Numa mesma semana, o Brasil colheu um par de bons resultados para quem se interessa pelo combate à desigualdade. O Pnud/ONU informou que o país avançou cinco posições no ranking do Índice de Desenvolvimento Humano (IDH), que compara condições de vida em 193 nações. E o IBGE apurou que a renda domiciliar per capita e a distância entre os rendimentos de ricos e pobres atingiram, em 2024, os melhores níveis em 12 anos. A recuperação do mercado de trabalho impulsiona a remuneração; e o redesenho de um Bolsa Família esfacelado pelo governo de Jair Bolsonaro ajustou foco e aumentou a eficiência do carro-chefe da política social.
No IDH, o Brasil passou à 84ª colocação, com indicador de 0,786 numa escala que vai de zero a 1. É avanço bem-vindo, apesar da posição de meio de tabela, nada honrosa para uma nação que alardeia integrar as dez maiores economias do planeta. Em 2023, ano de referência do relatório da ONU, as estatísticas de saúde, longevidade e renda avançaram, enquanto a educação estagnou — uma lástima. De um lado, a esperança de vida dos brasileiros voltou a subir. Aproxima-se de 76 anos, após recuar quase um ano e meio, em razão do excesso de mortes na pandemia de Covid-19. O PIB per capita em paridade do poder de compra, que torna o valor comparável em diferentes países, passou de US$ 18 mil, ante US$ 16.609 em 2020. Os dados de renda foram influenciados tanto pela queda do desemprego, hoje no menor patamar desde 2012 (7%), quanto pelo aumento nas transferências de renda.
A avanço do país contrasta com o retrocesso em escala global. O IDH mundial, ora em 0,756, registrou em 2023 o menor crescimento em 35 anos de relatório, excluídos os anos da pandemia. A agência da ONU chamou a atenção para o risco de o planeta não mais alcançar o nível de desenvolvimento humano muito alto até 2030, ano de aferição dos Objetivos do Desenvolvimento Sustentável, um deles erradicar a fome. O fosso em condições de vida entre países é imenso. Na Islândia, líder do ranking, o IDH chega a 0,972; no Sudão do Sul, extremo oposto, está em 0,388.

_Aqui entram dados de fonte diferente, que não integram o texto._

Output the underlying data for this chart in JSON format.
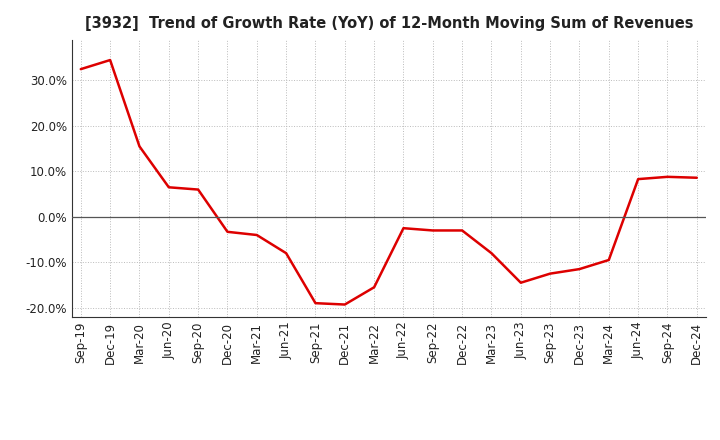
{
  "title": "[3932]  Trend of Growth Rate (YoY) of 12-Month Moving Sum of Revenues",
  "line_color": "#dd0000",
  "line_width": 1.8,
  "background_color": "#ffffff",
  "grid_color": "#bbbbbb",
  "ylim": [
    -0.22,
    0.39
  ],
  "yticks": [
    -0.2,
    -0.1,
    0.0,
    0.1,
    0.2,
    0.3
  ],
  "x_labels": [
    "Sep-19",
    "Dec-19",
    "Mar-20",
    "Jun-20",
    "Sep-20",
    "Dec-20",
    "Mar-21",
    "Jun-21",
    "Sep-21",
    "Dec-21",
    "Mar-22",
    "Jun-22",
    "Sep-22",
    "Dec-22",
    "Mar-23",
    "Jun-23",
    "Sep-23",
    "Dec-23",
    "Mar-24",
    "Jun-24",
    "Sep-24",
    "Dec-24"
  ],
  "data": {
    "Sep-19": 0.325,
    "Dec-19": 0.345,
    "Mar-20": 0.155,
    "Jun-20": 0.065,
    "Sep-20": 0.06,
    "Dec-20": -0.033,
    "Mar-21": -0.04,
    "Jun-21": -0.08,
    "Sep-21": -0.19,
    "Dec-21": -0.193,
    "Mar-22": -0.155,
    "Jun-22": -0.025,
    "Sep-22": -0.03,
    "Dec-22": -0.03,
    "Mar-23": -0.08,
    "Jun-23": -0.145,
    "Sep-23": -0.125,
    "Dec-23": -0.115,
    "Mar-24": -0.095,
    "Jun-24": 0.083,
    "Sep-24": 0.088,
    "Dec-24": 0.086
  }
}
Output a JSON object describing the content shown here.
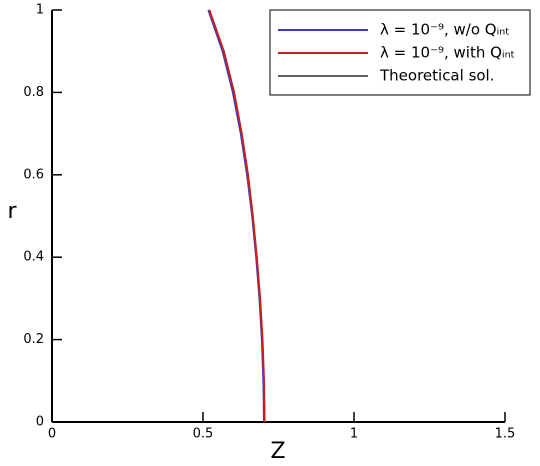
{
  "chart_data": {
    "type": "line",
    "xlabel": "Z",
    "ylabel": "r",
    "xlim": [
      0,
      1.5
    ],
    "xticks": [
      0,
      0.5,
      1,
      1.5
    ],
    "ylim": [
      0,
      1
    ],
    "yticks": [
      0,
      0.2,
      0.4,
      0.6,
      0.8,
      1
    ],
    "legend": "upper right",
    "series": [
      {
        "name": "λ = 10⁻⁹, w/o Qᵢₙₜ",
        "color": "#3a3ac8",
        "x": [
          0.702,
          0.7,
          0.695,
          0.687,
          0.676,
          0.663,
          0.646,
          0.625,
          0.599,
          0.565,
          0.518
        ],
        "values": [
          0,
          0.1,
          0.2,
          0.3,
          0.4,
          0.5,
          0.6,
          0.7,
          0.8,
          0.9,
          1
        ]
      },
      {
        "name": "λ = 10⁻⁹, with Qᵢₙₜ",
        "color": "#c81e1e",
        "x": [
          0.704,
          0.702,
          0.697,
          0.689,
          0.678,
          0.665,
          0.649,
          0.628,
          0.603,
          0.569,
          0.521
        ],
        "values": [
          0,
          0.1,
          0.2,
          0.3,
          0.4,
          0.5,
          0.6,
          0.7,
          0.8,
          0.9,
          1
        ]
      },
      {
        "name": "Theoretical sol.",
        "color": "#606060",
        "x": [
          0.703,
          0.701,
          0.696,
          0.688,
          0.677,
          0.664,
          0.648,
          0.627,
          0.602,
          0.568,
          0.52
        ],
        "values": [
          0,
          0.1,
          0.2,
          0.3,
          0.4,
          0.5,
          0.6,
          0.7,
          0.8,
          0.9,
          1
        ]
      }
    ]
  }
}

No módulo anual da Pnad Contínua, o IBGE reportou que, no ano passado, a massa de rendimento mensal domiciliar per capita bateu recorde na série histórica com início em 2012. Esse valor, que se refere à soma de todo o dinheiro que chega às mãos do povo, bateu R$ 438 bilhões. Subiu 5,4% sobre um ano antes e 15% em relação a 2019. O rendimento domiciliar por membro da família também foi recorde (R$ 2.020), assim como o rendimento de todas fontes (R$ 3.057). Este leva em conta, além dos ganhos de trabalho, outras origens, de aluguéis e aposentadoria a programas sociais. A desigualdade caiu. Em 2024, o 1% mais rico da população ganhava 36,2 vezes a renda dos 40% mais pobres. Ainda é uma aberração, mas a razão de renda em 2019 era de 48,9 — um rico concentrava o que quase 50 pobres tinham.
— A alta da renda com redução da desigualdade foi muito mais puxada pela melhora do mercado de trabalho. Mas vale destacar que a melhora na focalização do Bolsa Família também tem contribuído no sentido certo — analisa o economista Marcos Hecksher, pesquisador do Instituto de Pesquisa Econômica Aplicada (Ipea).
Ele lembra que, de 2019 a 2022, as transferências de renda destinadas aos 20% mais pobres saíram da proporção de 64,4% para 47,6%. Grosso modo, significa que os mais vulneráveis viram a participação no bolo diminuir, um equívoco tanto político quanto fiscal. Responsabilidade com as contas públicas, afinal, é também gastar corretamente. Em 2024, continua Hecksher, a proporção subiu para 51,7%, evidência de que a maior parte dos recursos está indo novamente para o quinto de menor renda. A reformulação do Bolsa Família, incluindo o aporte adicional para famílias com crianças, explica a melhora na redistribuição.
Segundo o IBGE, o total de brasileiros que recebem dinheiro de programas sociais do governo passou de 18,6 milhões em 2023 para 20,1 milhões no ano passado. Em 18,7% dos lares há algum beneficiário do Bolsa Família, ante 19% no ano anterior. Gustavo Fontes, analista do IBGE, diz que o rendimento do trabalho impulsionou os ganhos das famílias. O instituto tem registrado aumento constante da remuneração, da população ocupada e, consequentemente, da massa de salários. A dura política monetária do Banco Central ameaça a tendência. A taxa básica de juros está de volta ao nível de 19 anos atrás, 14,75% ao ano, para que a inflação prevista em 5,5% volte à meta, de 3% a 4,5%. É torcer para o remédio não matar o paciente.